Выбрать главу

Немцы летали чаще днём, когда аэростаты воздушного заграждения были опущены, летали низко, не страшась зенитных пулемётов, так как снизу их защищала броня, а разрывы зенитных снарядов происходило высоко и ощутимого вреда им не причиняли. Иногда мы могли разглядеть сквозь прозрачные колпаки силуэты немецких лётчиков. На крышу сыпались осколки зенитных снарядов, которые для нас были не менее опасны, чем бомбы врага.

Ближе к осени, по мере приближения фронта к городу, налёты участились и стали массированными. С крыши мы видели, как ярко горели «Американские горы», очень много на город сбрасывали зажигательных бомб, но с ними научились успешно бороться и не давали возникать пожарам. Особенно много самолётов было при бомбёжке продовольственных Бадаевских складов, казалось, всё небо усыпано ими, они шли волнами, одна за другой, и долго после этого над районом складов поднимались клубы чёрного дыма.

В конце августа начались регулярные артиллерийские обстрелы города. Несколько снарядов попало в наш дом. Появились первые жертвы среди моих товарищей. Первым погиб мой друг Алик Быстров, живший этажом выше нас. Он подбегал к подъезду своего дома во время обстрела и осколок разорвавшегося невдалеке снаряда попал ему прямо в сердце.

После того, как фугасной бомбой был разрушен дом на углу Кирпичного переулка и улицы Герцена, я больше не встречал своего товарища по классу Колю Романова, жившего в нём. Ещё один мой товарищ погиб от разрыва ручной гранаты в руках неумелого бойца, демонстрировавшего её толпе любопытных.

Наша семья не эвакуировалась из города, так как сначала я болел, потом мама не захотела уезжать без отца, которого привлекли к строительству убежищ и других оборонительных сооружений, а в сентябре началась блокада, и уехать стало невозможно.

С 1 сентября мы приступили к занятиям в школе, но уже через несколько дней нам объявили, что школы закрываются.

В нашей школе был размещён госпиталь для раненых бойцов, которых нам разрешалось посещать. В одно из таких посещений мы узнали, что легкораненые «ликвидировали» наш зоологический кабинет, опустошив сосуды, в которых были заспиртованы различные экспонаты.

В сентябре резко ухудшилось снабжение продовольствием. В магазинах практически ничего не стало. Какое-то время в кафе и ресторанах можно было, выстояв огромную очередь, купить по коммерческим ценам порцию соевых бобов, но скоро и их не стало.

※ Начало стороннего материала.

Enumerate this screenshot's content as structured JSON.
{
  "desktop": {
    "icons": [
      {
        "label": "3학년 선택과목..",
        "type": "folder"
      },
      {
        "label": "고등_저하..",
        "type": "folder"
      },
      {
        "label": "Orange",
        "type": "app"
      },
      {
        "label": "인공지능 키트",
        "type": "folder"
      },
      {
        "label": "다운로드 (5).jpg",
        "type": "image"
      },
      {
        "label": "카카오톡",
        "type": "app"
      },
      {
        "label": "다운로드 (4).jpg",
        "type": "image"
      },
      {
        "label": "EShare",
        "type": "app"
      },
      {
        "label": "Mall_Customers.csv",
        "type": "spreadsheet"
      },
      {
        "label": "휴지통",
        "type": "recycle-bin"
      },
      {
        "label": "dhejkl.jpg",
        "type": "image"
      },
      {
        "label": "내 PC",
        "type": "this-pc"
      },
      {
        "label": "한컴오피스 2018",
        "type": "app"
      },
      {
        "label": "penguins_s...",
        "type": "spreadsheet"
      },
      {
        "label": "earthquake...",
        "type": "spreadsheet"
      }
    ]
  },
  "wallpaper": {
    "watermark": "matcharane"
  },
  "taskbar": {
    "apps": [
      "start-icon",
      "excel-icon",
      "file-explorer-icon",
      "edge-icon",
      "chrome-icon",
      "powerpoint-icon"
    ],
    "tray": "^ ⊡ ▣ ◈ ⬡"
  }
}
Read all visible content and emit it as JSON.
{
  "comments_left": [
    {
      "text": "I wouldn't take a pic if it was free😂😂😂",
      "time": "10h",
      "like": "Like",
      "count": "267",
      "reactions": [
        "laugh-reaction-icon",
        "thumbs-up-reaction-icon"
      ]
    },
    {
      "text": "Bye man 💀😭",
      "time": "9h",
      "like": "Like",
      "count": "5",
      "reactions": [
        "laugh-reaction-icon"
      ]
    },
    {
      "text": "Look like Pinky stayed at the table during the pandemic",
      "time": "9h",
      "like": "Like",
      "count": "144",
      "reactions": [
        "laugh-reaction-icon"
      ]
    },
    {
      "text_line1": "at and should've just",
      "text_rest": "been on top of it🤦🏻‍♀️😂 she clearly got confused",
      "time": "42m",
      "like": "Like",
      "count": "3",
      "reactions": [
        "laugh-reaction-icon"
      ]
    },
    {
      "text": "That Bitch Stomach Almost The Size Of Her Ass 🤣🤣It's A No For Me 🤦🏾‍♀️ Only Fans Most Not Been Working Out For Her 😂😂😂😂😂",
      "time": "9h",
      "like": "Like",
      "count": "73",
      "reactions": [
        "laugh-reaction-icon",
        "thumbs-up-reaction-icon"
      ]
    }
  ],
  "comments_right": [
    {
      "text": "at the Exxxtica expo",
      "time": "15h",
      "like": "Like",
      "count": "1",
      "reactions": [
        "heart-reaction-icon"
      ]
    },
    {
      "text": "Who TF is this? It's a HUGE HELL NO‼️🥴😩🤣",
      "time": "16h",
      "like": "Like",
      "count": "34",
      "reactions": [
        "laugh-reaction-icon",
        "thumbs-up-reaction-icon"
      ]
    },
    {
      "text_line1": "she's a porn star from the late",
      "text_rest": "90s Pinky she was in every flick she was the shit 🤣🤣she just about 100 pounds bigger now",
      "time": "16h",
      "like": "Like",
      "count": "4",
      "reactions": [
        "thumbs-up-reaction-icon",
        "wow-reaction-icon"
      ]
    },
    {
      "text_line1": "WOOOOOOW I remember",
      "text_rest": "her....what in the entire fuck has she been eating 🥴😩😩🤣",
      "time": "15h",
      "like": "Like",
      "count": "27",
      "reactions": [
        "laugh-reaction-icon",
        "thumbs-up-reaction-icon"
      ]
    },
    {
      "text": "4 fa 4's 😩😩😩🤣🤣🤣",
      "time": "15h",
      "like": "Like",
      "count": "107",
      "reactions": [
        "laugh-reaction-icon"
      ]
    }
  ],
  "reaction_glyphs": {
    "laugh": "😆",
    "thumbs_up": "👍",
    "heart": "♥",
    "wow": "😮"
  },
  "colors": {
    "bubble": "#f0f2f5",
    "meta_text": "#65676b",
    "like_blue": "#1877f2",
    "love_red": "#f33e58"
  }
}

Наступил голод — самое страшное испытание для жителей Ленинграда. К обстрелам и бомбёжкам мы как-то привыкли, не стало электроэнергии — наделали коптилок, исчез керосин — вместо примусов и керосинок приобрели буржуйки. С осени мне удалось заготовить во дворе нашего дома порядочно ящиков из-под продуктов на дрова.

В нашем доме размещались столовая и магазин. Но этих дров хватило лишь до декабря. Затем на дрова были использованы перегородки подвалов дома, а потом дошла очередь до мебели и книг.

Воду приходилось возить на саночках с Невы. А вот приобрести что-либо съедобное было почти невозможно. Поэтому на всю оставшуюся жизнь запомнились редкие случаи, когда что-то удавалось раздобыть.

В начале блокады отцу удалось купить несколько килограммов обойного клея, состоявшего в основном из картофельной муки. Из него и из кваса на сахарине, который ещё можно было купить, выстояв порядочную очередь, мы варили большими кастрюлями кисель, и какой-то период он был основной пищей нашей семьи.

Дядя отца — артист Вадимов, живший с нами в одной квартире, работал в Центральном доме Красной армии. Там он участвовал в сортировке продуктов из посылок для воинов фронта. Многие продукты были испорчены, покрыты слоем гнили и плесени, и перед отправкой на передовые позиции по возможности очищались при сортировке. Вот эти очистки сортировщикам разрешалось брать себе, и он изредка приносил их и для нас. Из этих отходов и плесени мы варили густую похлёбку или кашу.

Один раз семья брата отца поделилась с нами картофельными очистками, которые они выменяли у повара ресторана «Астория» на фамильные драгоценности. Иногда маме удавалось выменять на какие-либо вещи кусок дуранды (жмыха, образующегося при производстве растительного масла).

Это было удивительное лакомство, вся прелесть которого заключалась в том, что его приходилось очень долго грызть.

Но к декабрю исчезли и эти редкие удачи и оставался только хлебный паёк — 125 граммов для детей и иждивенцев, и тот с добавлением опилок и прочих подобных компонентов. Мама выкупала этот паёк ранним утром, заняв очередь задолго до открытия магазина, приносила его домой, и мы тут же его съедали с кипятком и солью и ничего не ели до следующего утра.